With this mindset of devaluing child care, it is no wonder that underfunding and ineffective policies persist in our country and state. The treatment of child care and schools as different entities with different functions has been on display this spring and summer.
In most states there have been completely different sets of conditions and expectations for child care centers and public schools. One should stay open. The other should close.

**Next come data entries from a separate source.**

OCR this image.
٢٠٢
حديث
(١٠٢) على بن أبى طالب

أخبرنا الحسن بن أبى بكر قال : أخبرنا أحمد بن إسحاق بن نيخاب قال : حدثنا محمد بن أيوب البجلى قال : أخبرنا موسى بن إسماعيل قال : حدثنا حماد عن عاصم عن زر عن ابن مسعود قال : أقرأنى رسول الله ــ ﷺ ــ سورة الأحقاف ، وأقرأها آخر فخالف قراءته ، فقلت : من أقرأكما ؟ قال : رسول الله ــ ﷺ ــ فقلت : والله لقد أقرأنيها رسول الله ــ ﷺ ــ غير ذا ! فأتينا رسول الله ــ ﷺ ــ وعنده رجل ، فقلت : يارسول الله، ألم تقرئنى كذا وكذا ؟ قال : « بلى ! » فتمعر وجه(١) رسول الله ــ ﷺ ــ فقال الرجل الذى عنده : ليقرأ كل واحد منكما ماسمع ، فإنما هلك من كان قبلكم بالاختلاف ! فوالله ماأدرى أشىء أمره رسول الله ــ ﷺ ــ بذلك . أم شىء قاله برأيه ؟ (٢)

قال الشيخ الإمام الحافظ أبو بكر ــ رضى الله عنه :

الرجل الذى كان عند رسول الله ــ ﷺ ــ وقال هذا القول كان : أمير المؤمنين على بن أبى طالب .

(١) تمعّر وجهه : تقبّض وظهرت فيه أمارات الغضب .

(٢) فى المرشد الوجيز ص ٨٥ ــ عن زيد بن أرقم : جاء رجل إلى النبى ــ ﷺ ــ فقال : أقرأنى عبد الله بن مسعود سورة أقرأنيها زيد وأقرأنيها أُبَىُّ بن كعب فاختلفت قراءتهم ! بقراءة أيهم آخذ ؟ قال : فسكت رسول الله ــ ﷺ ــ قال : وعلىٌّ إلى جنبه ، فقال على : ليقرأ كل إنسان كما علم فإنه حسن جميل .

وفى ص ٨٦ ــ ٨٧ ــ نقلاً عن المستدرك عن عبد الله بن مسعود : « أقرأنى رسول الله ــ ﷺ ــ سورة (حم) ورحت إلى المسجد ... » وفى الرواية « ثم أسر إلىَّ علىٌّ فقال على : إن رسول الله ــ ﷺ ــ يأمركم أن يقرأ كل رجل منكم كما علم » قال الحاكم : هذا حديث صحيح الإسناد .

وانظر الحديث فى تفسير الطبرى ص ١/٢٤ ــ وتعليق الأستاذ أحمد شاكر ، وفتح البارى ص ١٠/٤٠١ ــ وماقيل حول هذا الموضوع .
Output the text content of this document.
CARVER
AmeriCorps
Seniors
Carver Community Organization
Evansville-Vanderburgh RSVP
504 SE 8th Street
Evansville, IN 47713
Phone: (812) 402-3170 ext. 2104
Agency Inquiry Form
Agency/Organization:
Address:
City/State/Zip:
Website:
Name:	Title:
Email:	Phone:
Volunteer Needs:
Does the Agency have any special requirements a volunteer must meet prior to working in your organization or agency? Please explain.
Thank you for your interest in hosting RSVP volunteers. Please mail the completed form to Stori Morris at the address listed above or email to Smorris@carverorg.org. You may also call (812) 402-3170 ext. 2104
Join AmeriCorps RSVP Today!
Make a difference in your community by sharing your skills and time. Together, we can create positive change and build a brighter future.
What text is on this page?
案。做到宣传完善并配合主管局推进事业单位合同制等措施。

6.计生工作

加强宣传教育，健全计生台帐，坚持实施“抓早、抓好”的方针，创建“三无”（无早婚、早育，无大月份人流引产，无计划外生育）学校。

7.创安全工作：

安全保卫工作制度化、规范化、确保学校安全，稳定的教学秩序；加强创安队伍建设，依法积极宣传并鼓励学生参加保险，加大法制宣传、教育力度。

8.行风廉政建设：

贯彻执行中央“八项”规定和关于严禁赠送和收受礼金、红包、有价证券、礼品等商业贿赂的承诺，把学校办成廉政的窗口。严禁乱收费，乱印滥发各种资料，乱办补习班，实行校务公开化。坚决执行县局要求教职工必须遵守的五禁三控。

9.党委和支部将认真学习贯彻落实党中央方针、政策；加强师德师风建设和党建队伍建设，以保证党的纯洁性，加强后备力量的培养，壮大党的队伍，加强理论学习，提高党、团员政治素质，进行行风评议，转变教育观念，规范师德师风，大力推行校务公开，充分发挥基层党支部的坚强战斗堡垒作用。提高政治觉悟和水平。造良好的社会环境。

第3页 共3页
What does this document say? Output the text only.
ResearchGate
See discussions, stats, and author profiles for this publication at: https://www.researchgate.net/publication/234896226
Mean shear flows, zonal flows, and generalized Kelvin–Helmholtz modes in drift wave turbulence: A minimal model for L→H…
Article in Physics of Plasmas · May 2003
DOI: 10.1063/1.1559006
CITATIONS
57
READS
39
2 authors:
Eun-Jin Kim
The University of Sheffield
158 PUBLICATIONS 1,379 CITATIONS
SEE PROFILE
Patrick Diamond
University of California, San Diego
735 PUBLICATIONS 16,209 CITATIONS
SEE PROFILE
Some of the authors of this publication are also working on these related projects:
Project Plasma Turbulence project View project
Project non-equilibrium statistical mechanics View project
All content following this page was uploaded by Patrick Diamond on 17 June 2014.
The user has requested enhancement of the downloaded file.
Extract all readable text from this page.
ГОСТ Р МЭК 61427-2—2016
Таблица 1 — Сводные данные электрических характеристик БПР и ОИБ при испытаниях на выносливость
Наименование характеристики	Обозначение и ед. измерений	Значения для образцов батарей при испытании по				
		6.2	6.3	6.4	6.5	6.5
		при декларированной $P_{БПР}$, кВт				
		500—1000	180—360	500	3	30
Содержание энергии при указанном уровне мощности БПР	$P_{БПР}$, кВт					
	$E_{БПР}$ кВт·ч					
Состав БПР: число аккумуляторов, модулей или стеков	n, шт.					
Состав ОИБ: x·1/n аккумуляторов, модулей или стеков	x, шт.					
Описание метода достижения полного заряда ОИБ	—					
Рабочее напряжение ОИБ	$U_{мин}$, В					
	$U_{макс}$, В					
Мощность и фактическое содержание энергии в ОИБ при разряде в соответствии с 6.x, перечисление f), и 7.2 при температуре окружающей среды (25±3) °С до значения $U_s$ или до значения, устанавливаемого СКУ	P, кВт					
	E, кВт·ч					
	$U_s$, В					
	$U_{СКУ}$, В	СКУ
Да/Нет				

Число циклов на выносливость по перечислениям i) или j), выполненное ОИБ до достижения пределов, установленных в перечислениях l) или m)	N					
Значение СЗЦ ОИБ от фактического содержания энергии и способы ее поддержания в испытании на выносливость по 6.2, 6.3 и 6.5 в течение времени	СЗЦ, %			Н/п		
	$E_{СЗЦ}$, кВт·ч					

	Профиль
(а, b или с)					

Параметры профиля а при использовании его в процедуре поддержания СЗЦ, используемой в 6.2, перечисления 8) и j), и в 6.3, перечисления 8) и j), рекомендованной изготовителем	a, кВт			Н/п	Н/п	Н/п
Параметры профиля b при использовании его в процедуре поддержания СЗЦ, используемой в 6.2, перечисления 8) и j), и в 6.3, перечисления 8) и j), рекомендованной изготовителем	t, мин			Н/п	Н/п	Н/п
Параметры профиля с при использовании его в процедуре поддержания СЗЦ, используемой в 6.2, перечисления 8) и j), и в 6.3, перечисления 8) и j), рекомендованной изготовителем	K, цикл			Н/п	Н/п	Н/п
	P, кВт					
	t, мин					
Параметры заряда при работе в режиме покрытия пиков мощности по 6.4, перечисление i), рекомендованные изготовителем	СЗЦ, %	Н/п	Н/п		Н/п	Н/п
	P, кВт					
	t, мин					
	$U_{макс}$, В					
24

One, being funded by parent fees, had to lay off teachers and lost the revenue needed to cover costs. The other, being publicly funded, could keep teachers on payroll.
These different sets of policies don’t make sense. If it is not safe for children to be in group settings, then both schools and child care programs should close. If it is safe for children to be in group settings, then both child care and school can open.
I am not a public health expert and I won’t pretend to have all the answers, but I do know that our COVID-19 response has been treating educators from child care differently from those working in public schools, and that is wrong.
In Maine, we could work cross-sector, with creativity and innovation in every community. Schools could be working with child care center directors to learn about their key challenges and successes in caring for and educating children this summer. Public schools could look beyond their district buildings to partner with empty community spaces and offices that could help spread students out. Flexible business policies and paid leave could help solve some of the problems working families are facing. We must develop targeted, coordinated solutions that look at the needs of children, teachers, parents and employers in all the messiness and complexity that exists in this COVID-19 crisis.
When it comes to child care and school, let’s make sure these essential places survive and can safely support children and families. We need our federal and state officials to focus on dedicated, substantial funding for each, with aligned policies that reflect the fact that child care is school and school is child care.
Tara Williams is the executive director of the Maine Association for the Education of Young Children. She has taught in public schools and early care and education programs.